Até maio último, o debate nacional parecia restrito aos direitos civis - aborto, direitos da mulher, direito de minoras, casamento de homossexuais - dando a impressão de que o Brasil não tinha mais problemas sociais. O PT parecia ter convencido a sociedade brasileira de que já não tínhamos mais pobreza, milagre das cotas e das bolsas, e que os serviços públicos funcionavam muito bem, que o SUS tinha padrão do primeiro mundo, como disse um dia o ex-presidente Lula. O movimento feminista e as organizações LGBT tomaram conta das redes sociais em defesa dos seus direitos e o deputado Marco Feliciano jogou gasolina na fogueira com o seu discurso medieval na Câmara dos Deputados.
A luta pelos direitos civis - importante e justa - levanta bandeiras clássicas do liberalismo que não abalam as estruturas econômicas e sociais determinantes da pobreza, das desigualdades sociais, dos estrangulamentos econômicos e da ineficiência da gestão pública. A agenda dos direitos civis, em grande parte de natureza moral e comportamental, reflete o interesse direto da classe média e dos segmentos ascendentes da sociedade, e corre ao largo dos graves problemas sociais do Brasil. E em grande parte, nas últimas décadas, as suas demandas e reivindicações têm sido incorporadas nos valores dominantes da sociedade mundo afora, ganhando respeito e quebrando preconceitos.
Mas a agenda dos direitos civis foi atropelada pela rebelião social de junho. Difusa e desorganizada, a explosão de protesto e mobilização da população nas ruas de todo o Brasil atravessou o debate nacional e provocou uma mudança radical no foco das lutas sociais. Não se trata de abandonar outras demandas, mas a agenda agora é outra. Sufocados pela degradação dos serviços públicos e indignados com a mentira dos governos e a corrupção geral no Brasil, milhões de brasileiros invadiram as ruas para exigir investimentos no transporte público, na saúde, na educação e no saneamento, precisamente onde se manifesta de forma aguda a desigualdade social no país. Esta é a agenda que nos indica a rebelião das ruas.

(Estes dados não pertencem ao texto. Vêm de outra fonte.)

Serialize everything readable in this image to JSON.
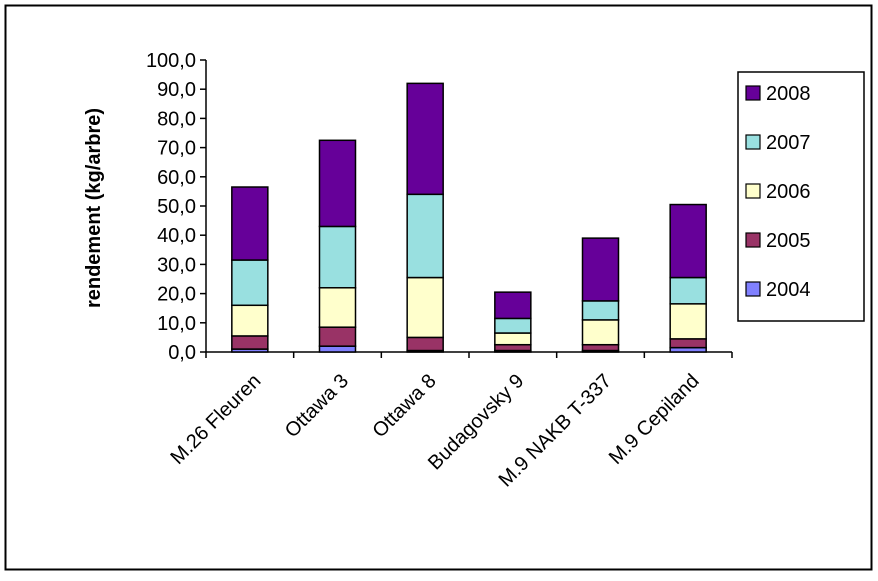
{
  "chart_data": {
    "type": "bar",
    "stacked": true,
    "title": "",
    "xlabel": "",
    "ylabel": "rendement (kg/arbre)",
    "ylim": [
      0,
      100
    ],
    "yticks": [
      "0,0",
      "10,0",
      "20,0",
      "30,0",
      "40,0",
      "50,0",
      "60,0",
      "70,0",
      "80,0",
      "90,0",
      "100,0"
    ],
    "grid": false,
    "legend_position": "right",
    "categories": [
      "M.26 Fleuren",
      "Ottawa 3",
      "Ottawa 8",
      "Budagovsky 9",
      "M.9 NAKB T-337",
      "M.9 Cepiland"
    ],
    "series": [
      {
        "name": "2004",
        "color": "#8080FF",
        "values": [
          1.0,
          2.0,
          0.5,
          0.5,
          0.5,
          1.5
        ]
      },
      {
        "name": "2005",
        "color": "#993366",
        "values": [
          4.5,
          6.5,
          4.5,
          2.0,
          2.0,
          3.0
        ]
      },
      {
        "name": "2006",
        "color": "#FFFFCC",
        "values": [
          10.5,
          13.5,
          20.5,
          4.0,
          8.5,
          12.0
        ]
      },
      {
        "name": "2007",
        "color": "#99E0E0",
        "values": [
          15.5,
          21.0,
          28.5,
          5.0,
          6.5,
          9.0
        ]
      },
      {
        "name": "2008",
        "color": "#660099",
        "values": [
          25.0,
          29.5,
          38.0,
          9.0,
          21.5,
          25.0
        ]
      }
    ],
    "legend_order": [
      "2008",
      "2007",
      "2006",
      "2005",
      "2004"
    ]
  }
}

Antes que os políticos e os governantes se recuperassem da surpreendente e inesperada revolta da sociedade, chega o Papa Francisco com um forte discurso político criticando a corrupção e cobrando políticas e investimentos sociais. Evitou falar dos aspectos morais da Igreja católica, provavelmente evitando o confronto com os movimentos dos direitos civis, e quase não utilizou os maçantes sermões e chavões religiosos. O furacão Francisco sacudiu a política brasileira, reforçando e confirmando as bandeiras sociais agitadas pelas gigantescas manifestações de ruas em todo o Brasil que propõem a nova agenda política. A essa nova agenda o Papa Francisco ainda acrescentou outro ingrediente: a critica ao consumismo desenfreado, alimentado no Brasil pelo Governo (símbolo da felicidade nacional), e à patética ostentação de riqueza das classes abastadas e dos novos ricos brasileiros.